Testbash Brighton 2019 Conference Day Part I of II

It’s been an intense month in a my personal life and even more intense (exciting!) months to come. So before I get too busy, let’s turn my notes (that can only be read by me), into a blog post!

In early April this year, I had the honour of speaking at Testbash Essentials on the Wednesday. I also had the opportunity to attend the main Testbash Conference on the Friday and learn a lot from the speakers.

Before the conference day, I also attended a workshop on Context Driven Coaching, which I really enjoyed.

Here are my notes on what I learned in the first few talks I was able to attend (I had to leave a bit early to make my flight back home).

Lisi Hocke - Cross team Pair testing: Lessons of a testing traveller.

“Have you ever asked yourself, are you good enough?”

Lisi didn’t come from a technical background —> she fell into testing.

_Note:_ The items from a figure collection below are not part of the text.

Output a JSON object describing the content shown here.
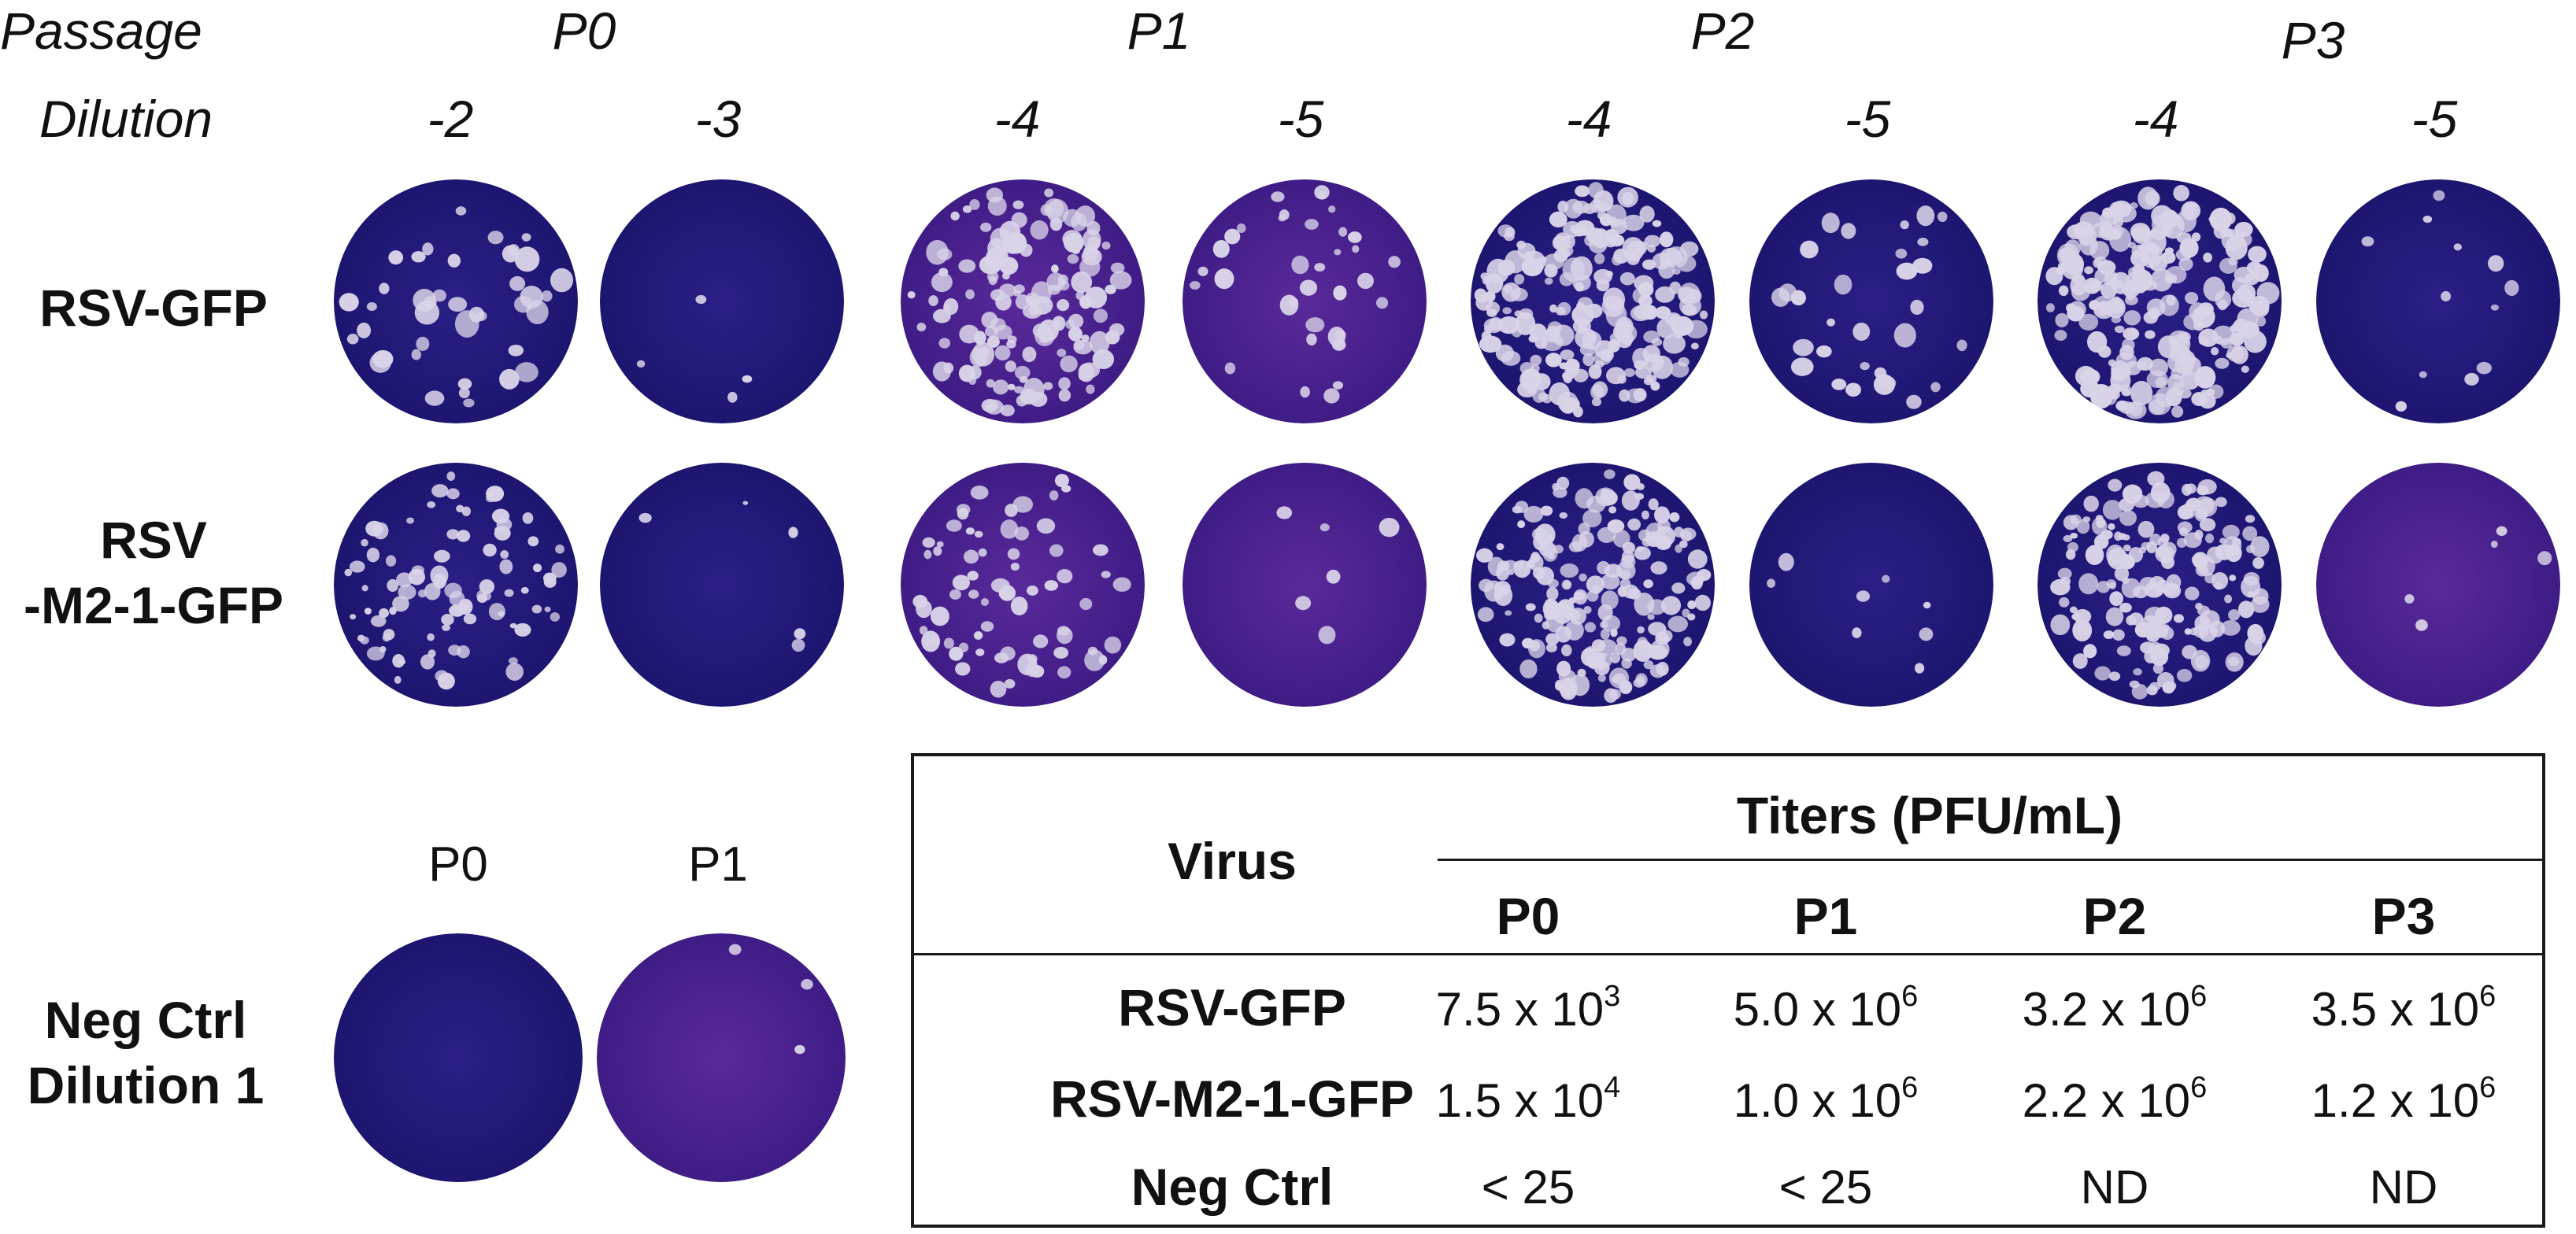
{
  "figure": {
    "passage_label": "Passage",
    "dilution_label": "Dilution",
    "passages": [
      "P0",
      "P1",
      "P2",
      "P3"
    ],
    "dilutions": [
      "-2",
      "-3",
      "-4",
      "-5",
      "-4",
      "-5",
      "-4",
      "-5"
    ],
    "rows": [
      {
        "label_line1": "RSV-GFP",
        "label_line2": ""
      },
      {
        "label_line1": "RSV",
        "label_line2": "-M2-1-GFP"
      }
    ],
    "neg_ctrl": {
      "label_line1": "Neg Ctrl",
      "label_line2": "Dilution 1",
      "passages": [
        "P0",
        "P1"
      ]
    },
    "plate_colors": {
      "dark_blue": "#2a1f86",
      "purple": "#5a2a9a",
      "plaque": "#d9d3e8"
    }
  },
  "table": {
    "virus_header": "Virus",
    "titers_header": "Titers (PFU/mL)",
    "columns": [
      "P0",
      "P1",
      "P2",
      "P3"
    ],
    "rows": [
      {
        "virus": "RSV-GFP",
        "cells": [
          {
            "base": "7.5 x 10",
            "exp": "3"
          },
          {
            "base": "5.0 x 10",
            "exp": "6"
          },
          {
            "base": "3.2 x 10",
            "exp": "6"
          },
          {
            "base": "3.5 x 10",
            "exp": "6"
          }
        ]
      },
      {
        "virus": "RSV-M2-1-GFP",
        "cells": [
          {
            "base": "1.5 x 10",
            "exp": "4"
          },
          {
            "base": "1.0 x 10",
            "exp": "6"
          },
          {
            "base": "2.2 x 10",
            "exp": "6"
          },
          {
            "base": "1.2 x 10",
            "exp": "6"
          }
        ]
      },
      {
        "virus": "Neg Ctrl",
        "cells": [
          {
            "base": "< 25",
            "exp": ""
          },
          {
            "base": "< 25",
            "exp": ""
          },
          {
            "base": "ND",
            "exp": ""
          },
          {
            "base": "ND",
            "exp": ""
          }
        ]
      }
    ]
  }
}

She was mostly the lone tester at a company and didn’t have a mentor. But now at her current company there are more testers.

“I’m basically just managing my list, but not learning something.”

She shared her struggled in learning new things and constantly having to edit a to-do list.

When she met Toyer, they helped each other get out of their comfort zones.

She then created a goal: 10x pairing sessions with at least 6 different testers. Each 90min long.

Benefits of pair testing:

2019 goal: Code confident.

Claire Reckless and Jahmel Harris - United by Security: The Test that Divides us.

How did it work?

“If there are heaps of vulnerabilities, it makes it harder for the pen testers to know which vulnerability they should focus on”.

Jim Holmes - Changing testing culture in a ginormous company

Ultimately it often came down to a people problem

Choose your battles

People + FUD

Look for existing initiatives

Mike Smith - Owning your craft

New project with lots of new technology and new concepts he was unfamiliar with.

-->This led to imposter syndrome

-->Then he admitted how little he knew

-->Turns out that the rest of the team only had a few weeks headstart and were also learning

It’s not cool to like what we do (at work). A lot of us are surrounded by miserable people.

Mike wanted to get better: “It wasn’t just my day job, it was my craft.”

If there were things he had to do multiple times, he taught himself how to automate it; write a script for it.

Mike learned to be easier on himself e.g. When he missed a bug, he wouldn’t feel guilty - instead he would get curious and try to make it happen again and again.